Jupiter

Jupiter

Jupiter

Large enough that it could almost have formed the nucleus of a protostar in its own right, Jupiter’s massive size makes the Jovian System one of the most challenging places in the system to colonize. Jupiter’s powerful magnetic field means that its inner moons — and the outer ones, when their orbits pass through its
immense magnetotail — are bombarded with enough ionizing radiation to kill transhumans not protected by the heaviest of shielding within a matter of hours.


Resources


Jupiter’s powerful gravity well is a major hindrance to gas mining in the planet’s atmosphere, as even craft that do not succumb to the violent, centuries-long atmospheric storms can achieve escape velocity with only the most powerful propulsion systems. Given the need for heavy shielding on such craft, gas mining on
Jupiter is not nearly as efficient as on Saturn. Jupiter has a tenuous ring system, much less dense than Saturn’s, which extends out for 20,000 kilometers around the planet, encompassing the orbits of its two closest moonlets.


However, Jupiter’s gravity is also a valuable resource. Craft bound for Saturn and beyond can slingshot themselves outward by circling the planet to pick up velocity, cutting months or years off their trips. The heavily militarized Jovian Republic levies tolls against all spacecraft using Jupiter’s gravity to pick up velocity, including asteroids under propulsion. This protection money is the Junta’s primary source of revenue. Planetary Consortium ships generally accept the payment as part of operating expenses. Other factions are not so cooperative, and the Junta regularly seizes or destroys blockade runners.


Jovian Moons


Most of Jupiter’s moons are really captured asteroids, lacking the size and geological complexity of planetary bodies. All are occupied. Some were converted to habitats; others host only Junta military and mining outposts. The Jovian moonlets consist mostly of carbonaceous rock, poor in metal, with some of the larger moonlets having layers or even cores of ice. Beehive habitats and Reagan cylinders predominate in the Jovian system. Reagan cylinders (called “sarcophagus habs” by every other faction) are an inefficient variation on the O’Neill cylinder in which excavators hollow out an immense, cylindrical cavern in a rocky asteroid and then alter the asteroid’s rotation with external thrusters to simulate gravity. Other habitat types are rare in Jovian orbit, especially within 2 million kilometers of the planet, where the radiation is strongest.


For a bioconservative faction unwilling to adopt radiation-resistant morphs, the Junta is in a poor location. Shielding their populace beneath tons of rock is a necessity. Despite its military hegemony, the Junta can’t control all of Jovian space, and there are things it can’t do on its own — like exploring Europa. A number of unaligned habitats and surface settlements exist in the ring system and the orbits of the Galilean moons.

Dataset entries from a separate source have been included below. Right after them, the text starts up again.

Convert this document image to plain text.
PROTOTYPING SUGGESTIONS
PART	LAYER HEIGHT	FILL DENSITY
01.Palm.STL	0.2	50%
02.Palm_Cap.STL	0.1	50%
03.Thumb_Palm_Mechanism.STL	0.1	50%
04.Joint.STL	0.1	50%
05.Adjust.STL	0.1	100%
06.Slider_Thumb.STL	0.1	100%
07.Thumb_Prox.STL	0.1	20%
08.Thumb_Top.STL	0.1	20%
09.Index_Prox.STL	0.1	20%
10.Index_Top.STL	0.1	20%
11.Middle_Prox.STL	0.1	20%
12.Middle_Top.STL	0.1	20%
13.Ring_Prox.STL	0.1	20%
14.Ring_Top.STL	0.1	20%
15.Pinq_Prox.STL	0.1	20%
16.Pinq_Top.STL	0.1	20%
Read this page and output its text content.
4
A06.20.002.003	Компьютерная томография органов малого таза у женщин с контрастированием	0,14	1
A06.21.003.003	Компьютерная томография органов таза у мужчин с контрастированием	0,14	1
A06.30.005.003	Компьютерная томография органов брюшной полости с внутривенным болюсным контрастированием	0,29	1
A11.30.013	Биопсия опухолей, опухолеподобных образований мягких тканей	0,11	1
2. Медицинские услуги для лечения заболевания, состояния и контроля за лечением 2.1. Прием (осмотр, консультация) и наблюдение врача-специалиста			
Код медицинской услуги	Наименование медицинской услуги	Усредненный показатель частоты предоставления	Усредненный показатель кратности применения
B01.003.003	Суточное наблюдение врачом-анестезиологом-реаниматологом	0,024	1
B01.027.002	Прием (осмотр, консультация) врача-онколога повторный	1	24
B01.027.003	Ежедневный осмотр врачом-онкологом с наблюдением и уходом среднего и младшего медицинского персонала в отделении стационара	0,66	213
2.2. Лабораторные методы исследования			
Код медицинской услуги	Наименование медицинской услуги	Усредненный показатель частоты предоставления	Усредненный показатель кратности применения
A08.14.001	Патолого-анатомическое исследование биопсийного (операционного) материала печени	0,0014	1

The Jovian Republic has renamed Jupiter’s moons after various neo-conservative heroes from Earth’s history. From closest to most distant, the moonlets are Metis (Bush), Adrastea (Fairway), Amalthea (Solano), Thebe (McAllen), Leda (Chung), Himalia (Pinochet), Lysithea (Friedman), Elara (Buckley), Ananke (Nixon), Carme (Kissinger), Pasiphae (Schilling), and Sinope (Garcia). All are tiny, between 5 and 100 kilometers in diameter.